Tinder has made over 1 billion matches. It is available in over 25 languages. Bloomberg says the dating app is worth $5 billion, and while that is likely an overvaluation, it is an undeniably valuable app.
And yet, Tinder makes essentially no money. Earlier this month, Barry Diller, the chairman of Tinder’s investors IAC/Interactive Corp., hinted at three possible ways the dating app could start bringing home the bacon like its users bring home randoms: a subscription model, a ‘freemium’ model, and implemented ads.
The advertising route seemed less likely than the others, because Tinder’s cofounders Sean Rad and Justin Mateen told Forbes earlier this month that they would eschew ads in favor of premium functionality.

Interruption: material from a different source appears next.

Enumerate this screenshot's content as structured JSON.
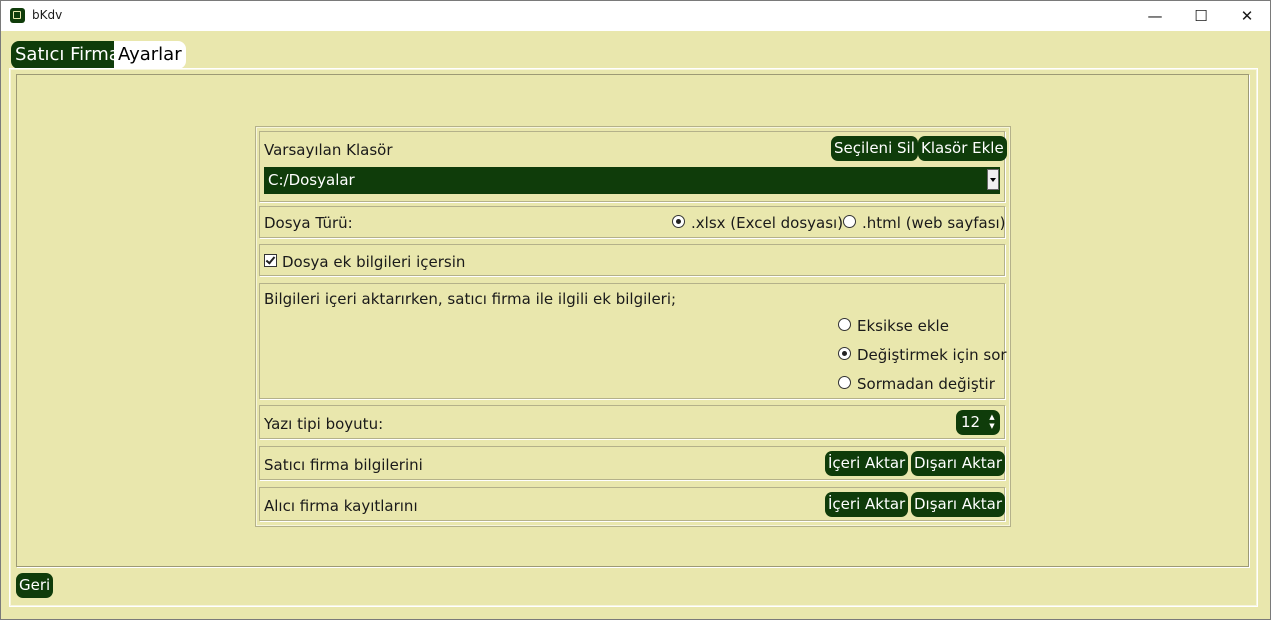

Diller and IAC have a different plan. They told investors during an earnings call that they expected Tinder to start generating revenue this year. Greg Blatt, the chairman of IAC’s Match group, hinted that this revenue could spring from ads. “The nature of the Tinder user experience presents itself with real opportunities for native advertising that certain of our other products don’t,” he said during the conference call.
What will these native ads look like? Tinder has already hosted ads on its service for The Mindy Project. The Fox sitcom created accounts for a few of its characters and matched them with users in a novel (and arguably obnoxious) advertising campaign. Although it’s an unusual and attention-grabbing way to advertise, it’s highly unlikely Tinder would allow too many other businesses to match with users that way, since it could alienate users.
Of course, Tinder could offer a respite from getting matched with companies that want to sell you stuff by giving users a premium, ad-free option.